I give the sign, a low towhee whistle. Above us the window opens.

10

The girls are badly out of sorts, from fright but even more, I expect, from the heat. After the rainstorm they did not dare turn on the air-conditioner, the sniper might be hanging around. The room is an oven.

Moira is hot, damp, petulant, a nagging child.

“Where have you been, Chico?” She tugs at my shirt. There are beads of dirt in the creases of her neck.

Ellen sits straight up in the straight chair, drumming her fingers on the desk. Her eyes are as cool as Lake Geneva. The only sign of heat is the perspiration in the dark down of her lip.

“I thought you were going to get your mother,” she says drily, not looking at Lola.

“Yes. Mother. Right But Mother, you know, has her own ideas ha ha. No, Mother is in town and safe. Lola was at Tara and alone. I made her come.” I jump up and turn on the air-conditioner. “With all the racket at the church, I doubt if anyone could hear this.” Sinking down on the foot of the bed. “I could use a drink. I’ve been shot at, locked up, pushed around.”

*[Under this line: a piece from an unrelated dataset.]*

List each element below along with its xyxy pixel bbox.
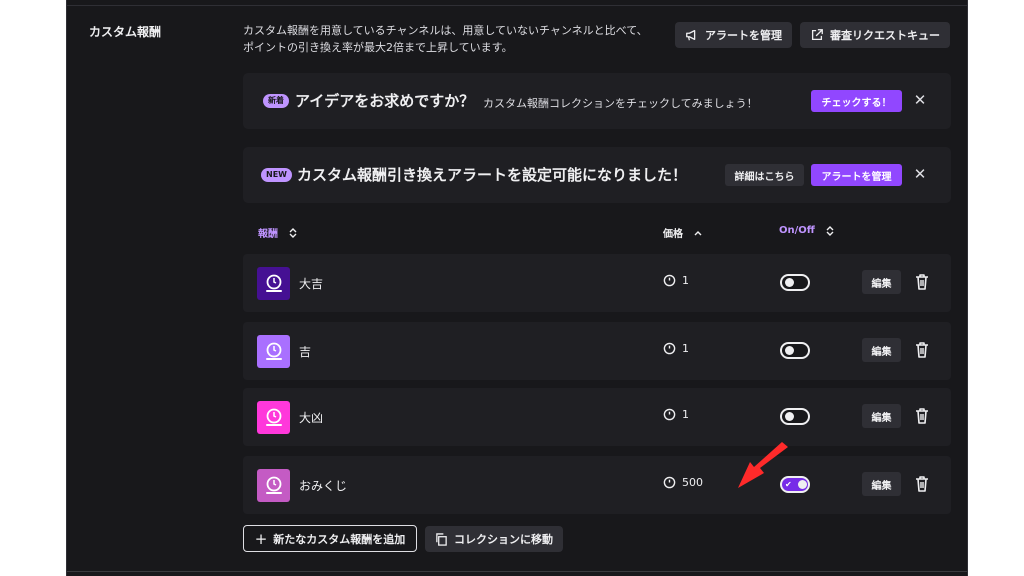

Ellen comes around instantly, sits behind me, begins probing my scalp with her rough mothering fingers. “Are you hurt, Chief?”

“I’m all right,” I say, noticing that Lola is eyeing me ironically, thumbs hooked in her jean pockets.

“Quite a place you have here, Tommy,” she says.

“Yes. Well. Now here’s where we stand, girls,” I say, rising and pacing the floor wearily. I am in fact weary but there are also uses of weariness. “I’m afraid we’re in trouble,” I tell them seriously because it is true but also because there are uses of seriousness. The three girls make me nervous. “As I believe all of you know, there is a good chance of a catastrophe this afternoon, of national, perhaps even world proportions. You asked about my mother, Ellen. Here’s what has happened.”

Everyone is feeling serious and better. The air-conditioner blows cold fogs into the room. Hands deep in pockets, I pace the floor, eyes on the carpet, and give them the bad news, reciting the events of the day in sentences as grave, articulate, apocalyptic, comforting as a CBS commentator. Now swinging a chair around, I sit on it backward and give the girls a long level-eyed look. “And that is by no means the worst of it. No,” I repeat as somberly as Arnold Toynbee taking the long view. “As I also believe each of you also know, the Bantu revolt may be the least of our troubles.”

“You’re speaking, Chief,” says Ellen, “of the danger of your lapsometer falling into the wrong hands.”

“Yes.”

“I’m afraid it’s already happened, Chief,” she says as gravely as I.

“I’m afraid it has.”

“And what you fear is both a physical reaction and a psychical reaction, physical from the Heavy Salt domes in the area and psychical from its effect on political extremists.”

“That is correct, Ellen.”

The room is silent save for the rattling of the air-conditioner. Outside, like distant artillery, I can hear The Drummer Boy again.